The documentation is in the process of being updated for version 2. As a result, the existing documentation linked below is primarily focused on version 1. The documentation will be completely updated for version 2 as part of the upcoming 20.06 release.
The User Guide, Developer Guide, and API Reference documentation for the current release provide guidance on installing, building, and running Triton Inference Server.
You can also view the documentation for the master branch and for earlier releases.
An FAQ provides answers for frequently asked questions.
READMEs for deployment examples can be found in subdirectories of deploy/, for example, deploy/single_server/README.rst.
The Release Notes and Support Matrix indicate the required versions of the NVIDIA Driver and CUDA, and also describe which GPUs are supported by Triton Server.
- High-Performance Inferencing at Scale Using the TensorRT Inference Server.
- Accelerate and Autoscale Deep Learning Inference on GPUs with KFServing.
- Deep into Triton Inference Server: BERT Practical Deployment on NVIDIA GPU.
- Maximizing Utilization for Data Center Inference with TensorRT Inference Server.
- NVIDIA TensorRT Inference Server Boosts Deep Learning Inference.
- GPU-Accelerated Inference for Kubernetes with the NVIDIA TensorRT Inference Server and Kubeflow.
Contributions to Triton Inference Server are more than welcome.

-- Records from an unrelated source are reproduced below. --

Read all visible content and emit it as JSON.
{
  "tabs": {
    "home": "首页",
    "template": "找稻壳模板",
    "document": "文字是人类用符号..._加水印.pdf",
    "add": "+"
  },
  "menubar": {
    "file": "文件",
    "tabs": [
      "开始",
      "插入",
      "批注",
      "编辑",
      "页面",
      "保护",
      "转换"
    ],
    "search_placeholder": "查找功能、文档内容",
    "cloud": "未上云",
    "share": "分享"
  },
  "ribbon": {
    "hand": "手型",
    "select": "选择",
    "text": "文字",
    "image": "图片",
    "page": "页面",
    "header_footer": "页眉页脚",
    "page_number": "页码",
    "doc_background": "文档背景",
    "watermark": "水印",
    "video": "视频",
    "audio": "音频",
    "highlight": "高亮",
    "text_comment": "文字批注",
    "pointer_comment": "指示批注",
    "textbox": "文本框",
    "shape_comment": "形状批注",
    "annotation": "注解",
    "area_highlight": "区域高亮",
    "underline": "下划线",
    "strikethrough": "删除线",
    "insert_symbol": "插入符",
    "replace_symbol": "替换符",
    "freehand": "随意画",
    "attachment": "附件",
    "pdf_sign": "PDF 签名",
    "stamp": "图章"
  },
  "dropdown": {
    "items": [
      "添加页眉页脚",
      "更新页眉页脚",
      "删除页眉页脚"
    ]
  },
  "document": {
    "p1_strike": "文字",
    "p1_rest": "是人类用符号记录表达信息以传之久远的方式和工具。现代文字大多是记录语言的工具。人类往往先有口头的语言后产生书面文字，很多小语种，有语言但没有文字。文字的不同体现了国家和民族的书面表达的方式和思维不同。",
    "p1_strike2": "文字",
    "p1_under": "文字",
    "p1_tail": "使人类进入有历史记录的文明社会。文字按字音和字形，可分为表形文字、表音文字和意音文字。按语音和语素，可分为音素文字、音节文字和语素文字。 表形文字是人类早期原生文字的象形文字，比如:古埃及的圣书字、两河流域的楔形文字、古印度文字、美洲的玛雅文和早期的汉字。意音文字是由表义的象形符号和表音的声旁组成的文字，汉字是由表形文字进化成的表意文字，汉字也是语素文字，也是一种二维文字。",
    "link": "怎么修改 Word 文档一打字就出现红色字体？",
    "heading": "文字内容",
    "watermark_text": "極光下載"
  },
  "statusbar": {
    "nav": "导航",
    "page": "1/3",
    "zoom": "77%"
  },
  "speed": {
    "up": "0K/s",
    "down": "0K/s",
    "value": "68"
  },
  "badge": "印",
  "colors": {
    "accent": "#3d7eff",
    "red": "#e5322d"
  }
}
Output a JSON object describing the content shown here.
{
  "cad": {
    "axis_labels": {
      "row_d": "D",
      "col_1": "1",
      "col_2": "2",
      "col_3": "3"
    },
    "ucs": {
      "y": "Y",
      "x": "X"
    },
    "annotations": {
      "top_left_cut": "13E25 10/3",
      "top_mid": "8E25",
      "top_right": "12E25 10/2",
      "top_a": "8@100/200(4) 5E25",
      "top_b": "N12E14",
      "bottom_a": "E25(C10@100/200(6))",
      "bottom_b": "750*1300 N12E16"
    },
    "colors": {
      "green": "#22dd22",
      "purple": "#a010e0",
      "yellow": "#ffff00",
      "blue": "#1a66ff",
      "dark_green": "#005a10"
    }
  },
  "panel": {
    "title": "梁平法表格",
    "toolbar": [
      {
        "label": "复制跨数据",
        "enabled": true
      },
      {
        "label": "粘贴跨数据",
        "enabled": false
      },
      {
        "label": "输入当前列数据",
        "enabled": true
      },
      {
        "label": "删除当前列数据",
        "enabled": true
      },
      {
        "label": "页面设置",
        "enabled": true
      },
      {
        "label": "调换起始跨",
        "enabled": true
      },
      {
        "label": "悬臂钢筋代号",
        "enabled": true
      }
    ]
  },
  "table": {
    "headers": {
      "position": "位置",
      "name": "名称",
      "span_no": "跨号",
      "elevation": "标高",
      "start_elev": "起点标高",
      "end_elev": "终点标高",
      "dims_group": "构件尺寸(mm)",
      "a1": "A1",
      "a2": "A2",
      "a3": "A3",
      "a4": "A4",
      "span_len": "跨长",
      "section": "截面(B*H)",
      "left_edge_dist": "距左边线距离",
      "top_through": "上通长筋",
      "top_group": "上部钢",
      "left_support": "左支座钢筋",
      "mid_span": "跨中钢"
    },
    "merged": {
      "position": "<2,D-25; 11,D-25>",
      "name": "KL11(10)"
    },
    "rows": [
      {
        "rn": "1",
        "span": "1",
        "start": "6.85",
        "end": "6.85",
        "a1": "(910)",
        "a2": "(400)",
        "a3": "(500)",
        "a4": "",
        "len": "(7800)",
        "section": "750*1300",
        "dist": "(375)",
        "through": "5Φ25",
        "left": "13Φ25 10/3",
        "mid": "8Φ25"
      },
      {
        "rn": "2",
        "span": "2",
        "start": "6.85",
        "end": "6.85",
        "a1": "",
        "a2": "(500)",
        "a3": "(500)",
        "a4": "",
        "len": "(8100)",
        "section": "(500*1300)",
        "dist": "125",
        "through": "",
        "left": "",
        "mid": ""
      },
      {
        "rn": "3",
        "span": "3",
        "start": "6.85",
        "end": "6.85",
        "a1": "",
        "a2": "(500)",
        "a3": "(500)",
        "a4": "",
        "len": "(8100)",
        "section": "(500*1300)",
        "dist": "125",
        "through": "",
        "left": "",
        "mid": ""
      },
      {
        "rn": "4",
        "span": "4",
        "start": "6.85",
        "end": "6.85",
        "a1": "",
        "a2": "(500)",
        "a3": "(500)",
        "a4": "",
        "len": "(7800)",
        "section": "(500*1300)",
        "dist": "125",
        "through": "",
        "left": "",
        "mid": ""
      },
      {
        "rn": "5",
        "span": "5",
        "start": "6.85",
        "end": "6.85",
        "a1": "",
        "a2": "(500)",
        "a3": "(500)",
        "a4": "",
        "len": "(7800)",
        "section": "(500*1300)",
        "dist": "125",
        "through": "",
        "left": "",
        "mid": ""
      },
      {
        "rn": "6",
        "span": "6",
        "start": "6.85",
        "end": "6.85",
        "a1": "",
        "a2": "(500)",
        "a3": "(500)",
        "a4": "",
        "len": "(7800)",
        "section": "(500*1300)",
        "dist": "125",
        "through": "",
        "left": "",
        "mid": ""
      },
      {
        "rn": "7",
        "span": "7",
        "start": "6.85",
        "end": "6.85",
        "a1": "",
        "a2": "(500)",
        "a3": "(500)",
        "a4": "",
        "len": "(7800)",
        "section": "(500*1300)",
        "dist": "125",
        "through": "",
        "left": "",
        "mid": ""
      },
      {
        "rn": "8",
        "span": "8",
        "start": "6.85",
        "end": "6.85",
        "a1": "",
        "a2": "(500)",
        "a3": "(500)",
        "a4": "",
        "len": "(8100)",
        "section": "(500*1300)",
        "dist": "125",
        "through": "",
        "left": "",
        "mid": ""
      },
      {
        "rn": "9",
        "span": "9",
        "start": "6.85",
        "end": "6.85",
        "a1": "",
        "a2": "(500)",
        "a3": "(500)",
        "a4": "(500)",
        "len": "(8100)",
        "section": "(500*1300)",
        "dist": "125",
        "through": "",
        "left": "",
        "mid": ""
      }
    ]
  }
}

To contribute make a pull request and follow the guidelines outlined in the Contributing document.
We appreciate any feedback, questions or bug reporting regarding this project. When help with code is needed, follow the process outlined in the Stack Overflow (https://stackoverflow.com/help/mcve) document. Ensure posted examples are:
- minimal – use as little code as possible that still produces the same problem
- complete – provide all parts needed to reproduce the problem. Check if you can strip external dependency and still show the problem. The less time we spend on reproducing problems the more time we have to fix it
- verifiable – test the code you're about to provide to make sure it reproduces the problem. Remove all other problems that are not related to your request/question.